(Calais) Qui étaient-ils ? Et, surtout, que vont devenir leurs corps ? Depuis le naufrage meurtrier de migrants dans la Manche, des petites mains, souvent mandatées par des proches éplorés, se sont lancées dans une minutieuse recherche pour identifier les victimes et leur offrir une inhumation « digne ».

Téléphone en main, Jan Kakar entre vendredi après-midi dans la morgue de Lille, dans le nord de la France, deux jours après le drame d’une ampleur inédite qui a causé la mort de 27 candidats à l’exil vers la Grande-Bretagne.

C’est ici qu’ont été transportés pour autopsie les cadavres repêchés. Dans les heures qui ont suivi, Jan Kakar, président d’une association afghane à Paris, a commencé à recevoir sur son téléphone des photos, des messages, qu’il fait défiler.  

Des informations transmises par huit familles afghanes, persuadées qu’un fils, un frère, un cousin se trouvait sur le bateau, dont les circonstances du naufrage sont encore floues.

Ce jeune homme aux cheveux de jais tout sourire en T-shirt orange, dont il a reçu une photo, faisait-il réellement partie des victimes ?

C’est ce qu’est venu vérifier Jan Kakar, à qui les familles, qui s’accrochent encore à l’infime espoir d’une erreur, donneront ensuite les consignes : rapatrier les corps en Afghanistan, ou les enterrer sur place.

Lui se fait peu d’illusions : « Ils ont des frères ou des proches qui sont sur les campements à Calais et qui ont déjà confirmé qu’ils en faisaient bien partie », explique-t-il à l’entrée de la morgue.

« Une vraie enquête »

Pour l’instant, l’accès aux corps est refusé, faute d’accord de la chaîne judiciaire.
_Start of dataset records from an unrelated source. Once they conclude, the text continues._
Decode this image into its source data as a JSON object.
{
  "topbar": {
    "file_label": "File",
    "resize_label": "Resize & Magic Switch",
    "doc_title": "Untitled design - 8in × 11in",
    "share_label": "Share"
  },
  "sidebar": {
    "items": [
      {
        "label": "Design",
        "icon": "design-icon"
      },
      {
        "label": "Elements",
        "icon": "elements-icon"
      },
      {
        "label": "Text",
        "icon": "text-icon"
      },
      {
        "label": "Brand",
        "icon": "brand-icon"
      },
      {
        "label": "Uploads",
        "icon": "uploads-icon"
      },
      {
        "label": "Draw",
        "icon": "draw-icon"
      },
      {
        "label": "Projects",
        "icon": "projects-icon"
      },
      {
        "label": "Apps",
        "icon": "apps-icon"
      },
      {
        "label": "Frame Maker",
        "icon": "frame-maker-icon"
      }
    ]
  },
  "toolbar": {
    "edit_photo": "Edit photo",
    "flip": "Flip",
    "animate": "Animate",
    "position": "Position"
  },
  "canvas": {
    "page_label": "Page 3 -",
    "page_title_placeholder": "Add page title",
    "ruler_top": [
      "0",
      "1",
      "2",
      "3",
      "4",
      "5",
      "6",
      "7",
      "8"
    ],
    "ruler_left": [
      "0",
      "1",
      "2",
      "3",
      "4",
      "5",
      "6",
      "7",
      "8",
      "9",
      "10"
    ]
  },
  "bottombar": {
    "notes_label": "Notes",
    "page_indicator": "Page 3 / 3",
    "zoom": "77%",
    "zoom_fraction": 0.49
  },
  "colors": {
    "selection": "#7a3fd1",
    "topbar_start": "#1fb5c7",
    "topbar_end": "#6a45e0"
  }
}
« Ça va prendre au moins une semaine, peut-être deux », estime Samad Akrach, responsable de l’association Tahara qui enterre toute l’année indigents et migrants gratuitement.

Toute personne dont l’identité est inconnue est placée dans un caveau provisoire. Puis, si pendant cinq ans aucun membre de la famille ne réclame le corps, les os sont placés dans un ossuaire ou incinérés, explique-t-il.

« Nous on ne veut pas ça : on pense que tout le monde mérite d’être inhumé avec dignité ! ».

« C’est une vraie enquête qu’on mène », estime Samad Akrach.

D’autant que pour l’heure, rien n’a filtré officiellement sur les identités et parcours des naufragés, pas même leurs nationalités.  

Sollicité, le parquet de Paris n’était pas en mesure de communiquer dans l’immédiat, après avoir repris le dossier jeudi soir au titre de sa compétence nationale en matière de lutte contre la criminalité organisée de très grande complexité.

Réseaux sociaux

Des migrants croisés par l’AFP sur le littoral nord et disant avoir partagé les derniers jours des victimes, affirment qu’elles sont Kurdes irakiennes, Iraniennes et Afghanes.

Comme pour chaque mort à la frontière avec le Royaume-Uni, des membres d’associations, de militants et de bonnes volontés locales, iront dans les campements faire un travail de fourmi.  

Ils se sont baptisés le « groupe décès » depuis 2017, lorsqu’ils se sont rassemblés pour « redonner une identité » aux exilés et leur éviter un enterrement sous X.

Sauf que le petit cercle, habitué à se mobiliser sur un ou deux cas – mercredi, il enterrait un naufragé du 4 novembre –, se retrouve démuni face à l’ampleur de la tache.

« 27 ? Mais comment on va faire ? », s’affole Mariam Guerey, une bénévole à l’origine du collectif, pendue aux réseaux sociaux où les informations des proches émergent souvent.

« On espère que pour une fois l’État saura se mobiliser », car « c’est un travail énorme qui s’annonce », abonde Juliette Delaplace, membre du groupe et responsable locale du Secours catholique, dans son centre d’accueil de jour vers lequel se tournent régulièrement les exilés après un drame.

Jan Kakar et Samad Akrach, eux, font désormais le pied de grue auprès des autorités, dans la ville voisine de Coquelles, pour obtenir au plus vite l’accès aux corps. Dans ce genre de situation, soulignent-ils d’une voix, c’est une « course contre-la-montre ».